In response, LMArena announced it would update its leaderboard policies to ensure that all models submitted for testing are representative of their public releases. This move aims to prevent future confusion and maintain the site’s commitment to transparency and fairness.
Meta defended its actions, stating that experimenting with different model variants is a common practice. “We experiment with all types of custom variants,” said Meta spokesperson Ashley Gabriel in an emailed statement. “‘Llama-4-Maverick-03-26-Experimental’ is a chat-optimized version we tested that also performed well on LMArena. We have now released our open-source version and are excited to see how developers customize Llama 4 for their own use cases.”

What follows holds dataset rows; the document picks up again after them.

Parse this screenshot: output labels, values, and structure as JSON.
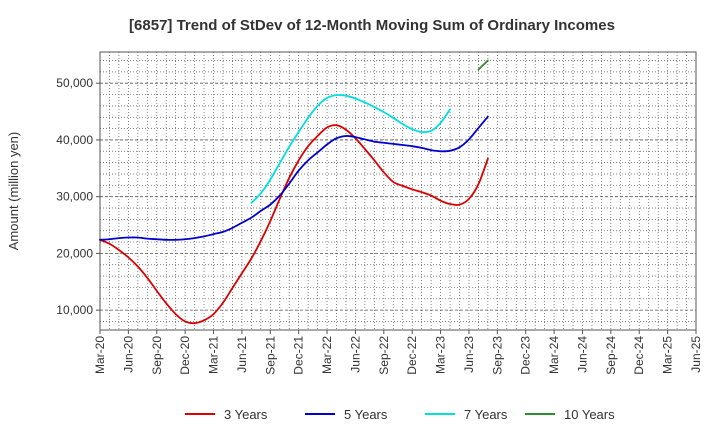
{
  "chart_data": {
    "type": "line",
    "title": "[6857]  Trend of StDev of 12-Month Moving Sum of Ordinary Incomes",
    "ylabel": "Amount (million yen)",
    "xlabel": "",
    "ylim": [
      6500,
      55500
    ],
    "y_ticks": [
      10000,
      20000,
      30000,
      40000,
      50000
    ],
    "y_tick_labels": [
      "10,000",
      "20,000",
      "30,000",
      "40,000",
      "50,000"
    ],
    "x_tick_labels": [
      "Mar-20",
      "Jun-20",
      "Sep-20",
      "Dec-20",
      "Mar-21",
      "Jun-21",
      "Sep-21",
      "Dec-21",
      "Mar-22",
      "Jun-22",
      "Sep-22",
      "Dec-22",
      "Mar-23",
      "Jun-23",
      "Sep-23",
      "Dec-23",
      "Mar-24",
      "Jun-24",
      "Sep-24",
      "Dec-24",
      "Mar-25",
      "Jun-25"
    ],
    "x_index_range": [
      0,
      63
    ],
    "grid": true,
    "legend_position": "bottom",
    "series": [
      {
        "name": "3 Years",
        "color": "#dd0000",
        "start_index": 0,
        "values": [
          22400,
          21700,
          20600,
          19300,
          17700,
          15700,
          13400,
          11200,
          9300,
          8000,
          7700,
          8200,
          9300,
          11300,
          13900,
          16500,
          19100,
          22200,
          25700,
          29600,
          33300,
          36400,
          38900,
          40700,
          42200,
          42600,
          41800,
          40300,
          38400,
          36400,
          34300,
          32600,
          31900,
          31300,
          30800,
          30200,
          29300,
          28700,
          28600,
          29600,
          32200,
          36700
        ]
      },
      {
        "name": "5 Years",
        "color": "#0000cc",
        "start_index": 0,
        "values": [
          22400,
          22500,
          22700,
          22800,
          22800,
          22600,
          22500,
          22400,
          22400,
          22500,
          22700,
          23000,
          23400,
          23800,
          24500,
          25400,
          26300,
          27500,
          28600,
          30200,
          32300,
          34600,
          36400,
          37800,
          39200,
          40300,
          40700,
          40500,
          40100,
          39700,
          39500,
          39300,
          39100,
          38900,
          38600,
          38200,
          38000,
          38100,
          38700,
          40100,
          42100,
          44100
        ]
      },
      {
        "name": "7 Years",
        "color": "#00e0e0",
        "start_index": 16,
        "values": [
          28900,
          30600,
          33000,
          35900,
          38800,
          41400,
          43900,
          46000,
          47400,
          47900,
          47800,
          47300,
          46600,
          45800,
          44900,
          43900,
          42800,
          41900,
          41400,
          41600,
          43000,
          45400
        ]
      },
      {
        "name": "10 Years",
        "color": "#2e8b2e",
        "start_index": 40,
        "values": [
          52400,
          54000
        ]
      }
    ]
  }
}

The incident has raised important questions about the reliability of AI benchmarks. When companies can submit specially-tuned versions of their models for testing while releasing different versions to the public, benchmark rankings may not accurately reflect real-world performance.
LMArena has previously expressed concerns about “gaming the system” and has implemented measures to “prevent overfitting and benchmark leakage.” Overfitting occurs when a model performs exceptionally well on a specific test set but fails to generalize to new data. Benchmark leakage refers to the unintentional sharing of information that could give a model an unfair advantage.
The Maverick incident underscores the challenges of evaluating AI models in a rapidly evolving field. As AI technology continues to advance, the need for clear and transparent benchmarking practices becomes increasingly important. Companies must ensure that the models they submit for testing are representative of what they release to the public.
For now, Meta’s Llama 4 Maverick stands as a testament to the company’s ambition and technical expertise. However, as AI researchers and users seek to understand the true capabilities of these models remains in question.